Crazy – Small Town Girl, Country-Pop Super Star, Down-Home Friend. Patsy Cline was born Virginia Patterson Hensley in 1932. She grew up to be an American country music icon. Since her death at age 30 in a 1963 plane crash at the height of her career, she has been considered one of the most influential, successful, revered and acclaimed female vocalists of the 20th century. When “Ginny” turned 16 she had to quit school to help support her family. She worked odd jobs and began singing professionally at night and on weekends to supplement the money her mother made as a seamstress. Over the next few years she won amateur contests, sang on local radio stations and performed with a number of bands. She married Gerald Cline in 1952 and began to sing with bandleader Bill Peer, who gave her the stage name, Patsy.

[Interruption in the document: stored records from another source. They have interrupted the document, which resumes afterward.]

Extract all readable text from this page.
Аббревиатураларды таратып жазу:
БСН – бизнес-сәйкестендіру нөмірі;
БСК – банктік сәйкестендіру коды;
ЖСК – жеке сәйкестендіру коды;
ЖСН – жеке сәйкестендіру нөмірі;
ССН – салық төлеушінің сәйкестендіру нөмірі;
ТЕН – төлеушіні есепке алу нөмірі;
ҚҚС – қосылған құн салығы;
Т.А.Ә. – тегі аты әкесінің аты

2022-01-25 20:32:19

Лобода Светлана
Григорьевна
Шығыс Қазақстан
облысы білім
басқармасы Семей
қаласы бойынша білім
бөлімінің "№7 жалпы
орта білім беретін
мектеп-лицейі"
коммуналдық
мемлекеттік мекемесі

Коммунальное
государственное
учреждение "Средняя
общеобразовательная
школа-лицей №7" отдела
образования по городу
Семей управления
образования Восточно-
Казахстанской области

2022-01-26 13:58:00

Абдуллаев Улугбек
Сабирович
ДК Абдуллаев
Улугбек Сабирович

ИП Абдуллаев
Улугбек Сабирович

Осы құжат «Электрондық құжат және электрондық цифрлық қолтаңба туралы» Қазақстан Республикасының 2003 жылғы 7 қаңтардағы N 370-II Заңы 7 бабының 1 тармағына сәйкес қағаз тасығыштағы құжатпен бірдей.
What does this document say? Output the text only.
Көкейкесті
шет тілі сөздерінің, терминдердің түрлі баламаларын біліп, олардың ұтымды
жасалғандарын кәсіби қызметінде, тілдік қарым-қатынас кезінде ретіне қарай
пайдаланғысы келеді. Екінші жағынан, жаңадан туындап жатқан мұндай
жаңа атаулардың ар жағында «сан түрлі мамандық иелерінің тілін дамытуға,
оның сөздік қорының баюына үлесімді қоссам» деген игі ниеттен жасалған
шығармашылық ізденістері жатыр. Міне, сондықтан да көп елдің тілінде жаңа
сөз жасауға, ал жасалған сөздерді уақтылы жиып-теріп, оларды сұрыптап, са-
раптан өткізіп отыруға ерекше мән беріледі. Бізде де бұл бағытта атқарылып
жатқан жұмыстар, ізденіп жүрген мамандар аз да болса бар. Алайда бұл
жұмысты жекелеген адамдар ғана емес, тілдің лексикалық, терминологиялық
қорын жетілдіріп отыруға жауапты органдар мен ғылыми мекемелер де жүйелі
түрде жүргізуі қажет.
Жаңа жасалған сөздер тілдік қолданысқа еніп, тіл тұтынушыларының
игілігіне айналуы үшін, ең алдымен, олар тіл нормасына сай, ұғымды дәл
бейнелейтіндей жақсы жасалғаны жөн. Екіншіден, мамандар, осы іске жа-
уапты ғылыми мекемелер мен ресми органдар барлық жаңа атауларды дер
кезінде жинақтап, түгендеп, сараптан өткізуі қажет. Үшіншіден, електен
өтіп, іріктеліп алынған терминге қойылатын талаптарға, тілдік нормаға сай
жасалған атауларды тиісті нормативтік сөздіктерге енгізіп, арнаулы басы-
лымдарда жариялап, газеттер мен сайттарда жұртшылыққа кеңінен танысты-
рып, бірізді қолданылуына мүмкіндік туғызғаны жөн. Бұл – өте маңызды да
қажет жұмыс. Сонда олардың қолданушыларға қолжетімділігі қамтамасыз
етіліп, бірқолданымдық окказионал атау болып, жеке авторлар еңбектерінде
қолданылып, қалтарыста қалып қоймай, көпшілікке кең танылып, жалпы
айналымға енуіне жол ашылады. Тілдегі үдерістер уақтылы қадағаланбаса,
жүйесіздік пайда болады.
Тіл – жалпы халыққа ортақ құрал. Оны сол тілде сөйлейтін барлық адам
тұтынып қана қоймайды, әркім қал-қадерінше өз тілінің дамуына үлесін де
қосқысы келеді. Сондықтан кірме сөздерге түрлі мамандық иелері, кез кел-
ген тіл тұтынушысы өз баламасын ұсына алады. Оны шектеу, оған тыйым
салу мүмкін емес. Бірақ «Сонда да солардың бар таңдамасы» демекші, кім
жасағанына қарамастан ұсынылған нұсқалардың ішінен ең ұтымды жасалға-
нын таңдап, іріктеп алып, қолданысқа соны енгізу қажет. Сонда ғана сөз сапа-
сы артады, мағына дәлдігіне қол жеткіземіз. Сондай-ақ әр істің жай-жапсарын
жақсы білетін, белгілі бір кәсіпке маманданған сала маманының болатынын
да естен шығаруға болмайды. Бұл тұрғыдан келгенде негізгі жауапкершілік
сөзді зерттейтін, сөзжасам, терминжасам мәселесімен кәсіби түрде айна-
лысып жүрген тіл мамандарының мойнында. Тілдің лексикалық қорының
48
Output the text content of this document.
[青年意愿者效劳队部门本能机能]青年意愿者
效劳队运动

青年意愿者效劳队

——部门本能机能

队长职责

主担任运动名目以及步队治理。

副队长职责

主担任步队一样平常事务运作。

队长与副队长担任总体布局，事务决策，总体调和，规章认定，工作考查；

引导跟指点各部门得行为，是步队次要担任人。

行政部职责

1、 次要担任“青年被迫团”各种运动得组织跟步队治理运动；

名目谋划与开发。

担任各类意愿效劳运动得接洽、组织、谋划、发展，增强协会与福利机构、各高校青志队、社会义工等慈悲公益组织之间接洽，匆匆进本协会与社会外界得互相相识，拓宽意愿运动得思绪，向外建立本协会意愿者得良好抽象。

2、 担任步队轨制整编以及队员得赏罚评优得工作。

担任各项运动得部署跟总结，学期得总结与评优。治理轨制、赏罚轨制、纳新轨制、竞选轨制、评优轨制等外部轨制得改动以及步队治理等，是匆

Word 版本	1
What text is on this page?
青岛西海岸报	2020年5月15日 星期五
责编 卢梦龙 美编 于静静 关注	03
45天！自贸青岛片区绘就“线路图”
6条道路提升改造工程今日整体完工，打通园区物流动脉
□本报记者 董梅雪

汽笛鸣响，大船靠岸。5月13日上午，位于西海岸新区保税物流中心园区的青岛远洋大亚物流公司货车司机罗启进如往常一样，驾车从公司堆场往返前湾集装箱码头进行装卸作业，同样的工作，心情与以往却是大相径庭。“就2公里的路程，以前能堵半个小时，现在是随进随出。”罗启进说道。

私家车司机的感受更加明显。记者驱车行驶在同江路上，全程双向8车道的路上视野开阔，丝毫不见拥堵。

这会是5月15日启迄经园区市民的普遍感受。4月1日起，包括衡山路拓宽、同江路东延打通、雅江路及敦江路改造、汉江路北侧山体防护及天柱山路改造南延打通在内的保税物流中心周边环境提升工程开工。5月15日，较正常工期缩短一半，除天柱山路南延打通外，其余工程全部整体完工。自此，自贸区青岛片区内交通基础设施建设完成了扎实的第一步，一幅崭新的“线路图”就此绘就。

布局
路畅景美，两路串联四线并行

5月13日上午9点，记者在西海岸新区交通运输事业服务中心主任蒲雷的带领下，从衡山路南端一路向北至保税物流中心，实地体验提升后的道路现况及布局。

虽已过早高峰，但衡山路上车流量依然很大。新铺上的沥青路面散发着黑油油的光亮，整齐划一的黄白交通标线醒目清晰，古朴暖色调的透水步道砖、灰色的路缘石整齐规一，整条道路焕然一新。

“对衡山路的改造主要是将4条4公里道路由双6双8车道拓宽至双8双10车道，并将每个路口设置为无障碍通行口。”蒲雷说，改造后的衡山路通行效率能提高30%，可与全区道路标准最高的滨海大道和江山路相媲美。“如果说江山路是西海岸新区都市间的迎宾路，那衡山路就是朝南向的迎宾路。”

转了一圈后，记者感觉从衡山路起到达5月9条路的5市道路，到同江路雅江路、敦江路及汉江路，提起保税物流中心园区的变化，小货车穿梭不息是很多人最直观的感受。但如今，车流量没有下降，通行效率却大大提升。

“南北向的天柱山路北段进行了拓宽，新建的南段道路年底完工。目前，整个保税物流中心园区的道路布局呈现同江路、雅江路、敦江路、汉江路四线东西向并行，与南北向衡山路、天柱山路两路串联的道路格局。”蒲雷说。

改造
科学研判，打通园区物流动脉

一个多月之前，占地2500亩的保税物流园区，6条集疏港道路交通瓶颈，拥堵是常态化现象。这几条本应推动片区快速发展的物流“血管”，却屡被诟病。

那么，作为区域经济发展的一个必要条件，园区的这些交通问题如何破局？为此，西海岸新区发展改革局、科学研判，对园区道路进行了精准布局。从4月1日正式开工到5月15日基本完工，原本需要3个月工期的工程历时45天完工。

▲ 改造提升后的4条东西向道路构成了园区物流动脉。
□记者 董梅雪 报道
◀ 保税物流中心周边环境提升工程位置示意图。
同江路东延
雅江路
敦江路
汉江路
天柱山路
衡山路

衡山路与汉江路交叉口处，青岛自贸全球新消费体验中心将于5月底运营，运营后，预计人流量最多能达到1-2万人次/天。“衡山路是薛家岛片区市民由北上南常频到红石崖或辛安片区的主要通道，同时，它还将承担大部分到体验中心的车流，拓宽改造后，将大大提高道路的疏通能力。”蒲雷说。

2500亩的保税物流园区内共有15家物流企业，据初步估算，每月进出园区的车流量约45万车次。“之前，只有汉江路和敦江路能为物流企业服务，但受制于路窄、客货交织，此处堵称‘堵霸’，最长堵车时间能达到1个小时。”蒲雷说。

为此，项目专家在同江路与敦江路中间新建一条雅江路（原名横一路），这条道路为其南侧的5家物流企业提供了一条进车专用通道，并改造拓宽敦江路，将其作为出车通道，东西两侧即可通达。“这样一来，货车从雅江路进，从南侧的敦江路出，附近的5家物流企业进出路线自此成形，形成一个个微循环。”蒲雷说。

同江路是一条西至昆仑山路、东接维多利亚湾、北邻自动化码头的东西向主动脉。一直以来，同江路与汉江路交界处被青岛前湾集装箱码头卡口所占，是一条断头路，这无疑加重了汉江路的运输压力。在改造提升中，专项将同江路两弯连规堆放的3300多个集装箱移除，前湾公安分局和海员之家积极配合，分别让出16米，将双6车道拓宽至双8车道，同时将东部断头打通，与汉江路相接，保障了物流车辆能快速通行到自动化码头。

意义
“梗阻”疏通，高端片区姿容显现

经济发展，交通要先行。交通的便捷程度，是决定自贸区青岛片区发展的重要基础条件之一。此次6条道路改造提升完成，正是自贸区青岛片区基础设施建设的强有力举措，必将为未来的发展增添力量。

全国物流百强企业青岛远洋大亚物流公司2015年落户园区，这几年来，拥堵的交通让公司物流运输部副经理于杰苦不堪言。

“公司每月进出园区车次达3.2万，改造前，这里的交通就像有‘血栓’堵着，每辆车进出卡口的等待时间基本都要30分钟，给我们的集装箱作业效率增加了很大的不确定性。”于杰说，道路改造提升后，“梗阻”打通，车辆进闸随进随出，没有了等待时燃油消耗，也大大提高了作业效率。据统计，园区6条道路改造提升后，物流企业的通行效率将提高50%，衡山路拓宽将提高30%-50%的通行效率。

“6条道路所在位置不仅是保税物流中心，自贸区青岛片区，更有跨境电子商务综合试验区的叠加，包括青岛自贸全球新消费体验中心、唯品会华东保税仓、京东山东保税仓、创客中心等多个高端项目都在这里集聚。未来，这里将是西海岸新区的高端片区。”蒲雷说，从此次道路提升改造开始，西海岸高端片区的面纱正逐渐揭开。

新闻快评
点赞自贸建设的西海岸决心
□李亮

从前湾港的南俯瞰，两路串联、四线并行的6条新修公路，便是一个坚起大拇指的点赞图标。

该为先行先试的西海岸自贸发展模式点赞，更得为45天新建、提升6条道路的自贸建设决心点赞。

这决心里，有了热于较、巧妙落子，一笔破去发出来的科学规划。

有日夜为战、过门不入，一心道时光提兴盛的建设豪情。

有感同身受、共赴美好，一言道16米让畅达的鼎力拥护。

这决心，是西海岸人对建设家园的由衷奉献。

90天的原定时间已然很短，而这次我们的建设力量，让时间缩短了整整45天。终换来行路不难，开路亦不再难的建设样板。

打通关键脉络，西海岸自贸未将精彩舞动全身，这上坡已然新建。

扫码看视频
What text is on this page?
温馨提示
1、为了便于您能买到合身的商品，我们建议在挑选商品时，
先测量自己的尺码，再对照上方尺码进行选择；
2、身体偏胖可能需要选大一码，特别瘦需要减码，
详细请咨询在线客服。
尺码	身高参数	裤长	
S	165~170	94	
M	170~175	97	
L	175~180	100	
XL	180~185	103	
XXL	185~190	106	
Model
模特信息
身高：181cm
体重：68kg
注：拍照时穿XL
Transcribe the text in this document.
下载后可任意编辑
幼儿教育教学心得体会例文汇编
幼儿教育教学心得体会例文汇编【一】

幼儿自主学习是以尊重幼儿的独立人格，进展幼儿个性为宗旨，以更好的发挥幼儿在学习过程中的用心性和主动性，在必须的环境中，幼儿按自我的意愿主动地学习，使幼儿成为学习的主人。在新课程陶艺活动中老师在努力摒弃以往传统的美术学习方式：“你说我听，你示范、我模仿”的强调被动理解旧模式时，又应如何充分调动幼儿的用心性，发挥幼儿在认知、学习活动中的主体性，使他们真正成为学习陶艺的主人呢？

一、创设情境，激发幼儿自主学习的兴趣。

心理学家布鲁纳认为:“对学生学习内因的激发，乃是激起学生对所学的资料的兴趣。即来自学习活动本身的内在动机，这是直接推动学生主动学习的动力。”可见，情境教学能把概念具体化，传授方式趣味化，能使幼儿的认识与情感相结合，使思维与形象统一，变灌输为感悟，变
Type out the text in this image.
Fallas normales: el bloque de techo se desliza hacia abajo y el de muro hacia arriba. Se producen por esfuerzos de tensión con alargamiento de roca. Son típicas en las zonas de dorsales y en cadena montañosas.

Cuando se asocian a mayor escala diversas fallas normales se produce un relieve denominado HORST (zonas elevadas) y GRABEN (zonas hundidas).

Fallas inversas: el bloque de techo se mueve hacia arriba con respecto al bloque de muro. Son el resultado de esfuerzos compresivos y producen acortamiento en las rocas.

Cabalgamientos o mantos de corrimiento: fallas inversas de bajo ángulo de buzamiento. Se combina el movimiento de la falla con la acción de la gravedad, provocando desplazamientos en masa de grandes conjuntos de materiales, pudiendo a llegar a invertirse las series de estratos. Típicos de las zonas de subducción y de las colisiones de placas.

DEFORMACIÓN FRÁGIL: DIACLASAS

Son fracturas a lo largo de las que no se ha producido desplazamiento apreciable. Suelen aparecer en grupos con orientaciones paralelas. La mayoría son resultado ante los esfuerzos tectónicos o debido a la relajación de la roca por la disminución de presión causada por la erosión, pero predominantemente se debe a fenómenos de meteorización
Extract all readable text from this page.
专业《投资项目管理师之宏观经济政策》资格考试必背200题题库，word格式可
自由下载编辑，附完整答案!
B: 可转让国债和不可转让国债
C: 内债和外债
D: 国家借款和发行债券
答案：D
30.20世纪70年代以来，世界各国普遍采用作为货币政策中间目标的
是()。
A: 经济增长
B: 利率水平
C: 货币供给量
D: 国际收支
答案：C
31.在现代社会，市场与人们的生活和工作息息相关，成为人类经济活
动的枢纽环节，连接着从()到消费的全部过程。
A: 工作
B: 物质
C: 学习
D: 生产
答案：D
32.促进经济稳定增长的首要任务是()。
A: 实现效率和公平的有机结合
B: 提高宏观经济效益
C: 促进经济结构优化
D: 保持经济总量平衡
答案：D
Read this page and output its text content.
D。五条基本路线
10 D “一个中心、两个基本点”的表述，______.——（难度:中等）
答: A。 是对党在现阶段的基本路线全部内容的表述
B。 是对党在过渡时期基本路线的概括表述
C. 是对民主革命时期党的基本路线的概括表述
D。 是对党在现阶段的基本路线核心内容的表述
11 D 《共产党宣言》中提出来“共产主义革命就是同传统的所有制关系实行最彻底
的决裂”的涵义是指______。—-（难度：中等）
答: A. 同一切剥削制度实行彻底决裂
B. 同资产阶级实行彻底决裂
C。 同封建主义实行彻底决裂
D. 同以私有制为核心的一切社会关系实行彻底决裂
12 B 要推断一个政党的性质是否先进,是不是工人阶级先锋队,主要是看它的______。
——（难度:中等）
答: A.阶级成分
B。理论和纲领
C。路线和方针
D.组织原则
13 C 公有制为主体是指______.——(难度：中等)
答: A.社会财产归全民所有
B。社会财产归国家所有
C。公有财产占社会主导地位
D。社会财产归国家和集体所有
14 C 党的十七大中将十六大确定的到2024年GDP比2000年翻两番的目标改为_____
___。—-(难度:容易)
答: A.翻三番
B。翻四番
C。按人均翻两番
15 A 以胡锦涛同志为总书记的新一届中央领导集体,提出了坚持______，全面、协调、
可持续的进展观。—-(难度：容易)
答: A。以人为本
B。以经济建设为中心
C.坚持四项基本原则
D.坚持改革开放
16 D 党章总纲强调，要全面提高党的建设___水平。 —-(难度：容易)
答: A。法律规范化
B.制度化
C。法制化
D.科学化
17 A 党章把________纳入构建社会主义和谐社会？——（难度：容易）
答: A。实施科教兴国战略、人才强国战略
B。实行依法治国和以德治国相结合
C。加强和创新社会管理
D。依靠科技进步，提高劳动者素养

Patsy Cline had been performing for nearly a decade when she recorded her first album, which included the song, "Walkin' After Midnight.” With this song, she auditioned for Arthur Godfrey's Talent Scouts and was accepted to sing on the popular TV show on January 21, 1957. The audience went wild for her performance and Patsy won the competition. Arthur Godfrey and this breakout performance are credited with making Patsy Cline a star. She then released "Walkin' After Midnight" as a single and it became a hit, reaching #2 on the country charts and #12 on the pop charts, making Cline one of the first country singers to have a crossover pop hit.

Patsy and Gerald Cline divorced in 1957. She then married Charles Allen Dick and they had two children, a daughter and a son. The family moved to Nashville and Patsy joined the Grand Ole Opry as a regular cast member in January 1960. In January 1961, she recorded “I Fall to Pieces,” which topped the country chart and reached the 12th spot on the pop chart. In June, Patsy was critically injured in an automobile accident, but returned to the studio in August, and recorded “Crazy,” a song written by Willie Nelson, that rose to 2nd place on the country chart and 9th place on the pop chart. In December of that year, she recorded “She’s Got You,” which became her second number-one country hit.

Patsy won several outstanding female country singer awards during the next two years. Beginning in January 1962, she frequently appeared as the second-billed performer in a concert tour organized by Johnny Cash that also featured June Carter and George Jones. Her touring schedule included television performances on American Bandstand and the Tex Ritter Show, as well as concerts at Carnegie Hall, the Hollywood Bowl, and the Mint Casino in Las Vegas. By early 1963, she had recorded more than one hundred songs.

On March 5, 1963, while flying home to Nashville after a benefit concert in Kansas City, Missouri, in a plane piloted by her manager, Patsy Cline and performers Cowboy Copas and Hawkshaw Hawkins died in a crash near Camden, Tennessee. In the decades following her death, Patsy became a musical icon. In 1973, she was the first solo woman performer to be elected to the Country Music Hall of Fame in Nashville, and in 1981, she was inducted into the Virginia Folk Music Association’s Virginia Country Music Hall of Fame. Her recordings have sold millions of copies, and she has been the subject of numerous biographies, two musicals, a tribute album, and a feature film. The National Academy of Recording Arts and Sciences recognized Patsy with a Lifetime Achievement Award in 1995 and Grammy Hall of Fame awards in 1992 and 2001 for “Crazy” and “I Fall to Pieces.” Her 12 Greatest Hits, which came out in 1967, is still the top-selling hits collection by a female country artist and has spent the most weeks on the Billboard charts of any album. At the turn of the 21st century, Patsy’s recording of “Crazy” remained the song most often played on jukeboxes. She has fan clubs around the world, a United States commemorative postage stamp, and a star on the Hollywood Walk of Fame.

Always, Patsy Cline is based on the true story of Patsy Cline's friendship with Houston housewife Louise Seger. Having first heard Cline on the "Arthur Godfrey Show" in 1957, Seger became an immediate and avid fan of Cline's and she constantly hounded the local disc jockey to play Cline's records on the radio. In 1961 when Cline went to Houston for a show, Seger and her buddies arrived about an hour-and-a-half early and, by coincidence, met Cline who was traveling alone. The two women struck up a friendship that was to culminate in Cline spending the night at Seger's house -a friendship that lasted until Cline's untimely death. – That's where our story begins.